What really struck me about ‘Johnny Patterson singing Bridget Donoghue’ is that it is so far removed from the aesthetic of the rest of the exhibition, Painted Universe. The other paintings seem pretty conventional in comparison and when I saw this I was really thrilled. The desperate violence of the face reminded me of The Scream by Edvard Munch, but also of the photographic series of monstrous clowns by Cindy Sherman. It is a face falling apart in horror. Then you look at the title and see, ‘Johnny Patterson singing Red O’ Donohue’.
When you think of a singing clown, it sounds kind of nice you know. A clown is a kind of a children’s entertainer. But then you examine this painting and that concept completely flips. I found it fascinating how he treats the paint. I think that it ventures so far from his usual style, the way that he is using the brush and really going into the paint by stirring it. Also, you have to examine the way he uses colour. Particularly yellow, which is one of the brightest, sunniest colours that you can imagine. But here, Yeats’ is mixing it with all these dark colors until it becomes contaminated. Transforming it into a dirty yellow, that, in the context of this painting, is utterly sad. It shows a remarkable depth of despair.

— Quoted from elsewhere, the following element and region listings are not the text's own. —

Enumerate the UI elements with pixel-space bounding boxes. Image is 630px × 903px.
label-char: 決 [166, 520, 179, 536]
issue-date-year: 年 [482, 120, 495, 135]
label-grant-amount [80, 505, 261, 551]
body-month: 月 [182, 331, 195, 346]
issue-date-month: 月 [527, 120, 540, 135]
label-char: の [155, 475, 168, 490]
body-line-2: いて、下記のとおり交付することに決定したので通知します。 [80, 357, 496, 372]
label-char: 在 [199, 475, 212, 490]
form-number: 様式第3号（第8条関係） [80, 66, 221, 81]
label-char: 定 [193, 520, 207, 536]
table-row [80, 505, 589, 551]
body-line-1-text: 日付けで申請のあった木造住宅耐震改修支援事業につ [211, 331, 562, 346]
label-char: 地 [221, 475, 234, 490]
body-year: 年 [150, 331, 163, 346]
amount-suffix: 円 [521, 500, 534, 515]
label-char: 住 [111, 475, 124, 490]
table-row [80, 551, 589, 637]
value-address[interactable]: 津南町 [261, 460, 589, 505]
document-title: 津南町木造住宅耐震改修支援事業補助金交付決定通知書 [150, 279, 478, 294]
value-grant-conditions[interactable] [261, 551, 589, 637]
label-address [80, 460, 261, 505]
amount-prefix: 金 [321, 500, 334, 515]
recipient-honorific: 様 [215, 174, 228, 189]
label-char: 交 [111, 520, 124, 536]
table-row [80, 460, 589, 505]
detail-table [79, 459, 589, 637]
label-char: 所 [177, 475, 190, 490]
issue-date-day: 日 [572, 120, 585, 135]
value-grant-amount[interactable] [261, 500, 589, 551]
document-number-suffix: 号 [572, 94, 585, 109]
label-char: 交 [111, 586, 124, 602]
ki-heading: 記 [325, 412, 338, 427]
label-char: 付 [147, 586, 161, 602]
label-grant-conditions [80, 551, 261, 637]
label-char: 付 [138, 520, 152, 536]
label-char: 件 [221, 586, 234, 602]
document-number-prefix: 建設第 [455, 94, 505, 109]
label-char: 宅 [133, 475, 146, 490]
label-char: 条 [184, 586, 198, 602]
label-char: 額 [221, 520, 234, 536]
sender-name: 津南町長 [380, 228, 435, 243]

When I was researching this painting, I came across a text by Roisin Kennedy on The Model’s website. The text stated that the painting was inspired by Yeats’ first memory of seeing the clown perform but he was also reflecting on the role of the artist, which made complete sense to me. The clown is standing before an audience, trying to entertain them and I think that is a great image. In that sense Yeats’ painting could be read as a distorted, absurd and ironic representation of exhibiting art and being an artist.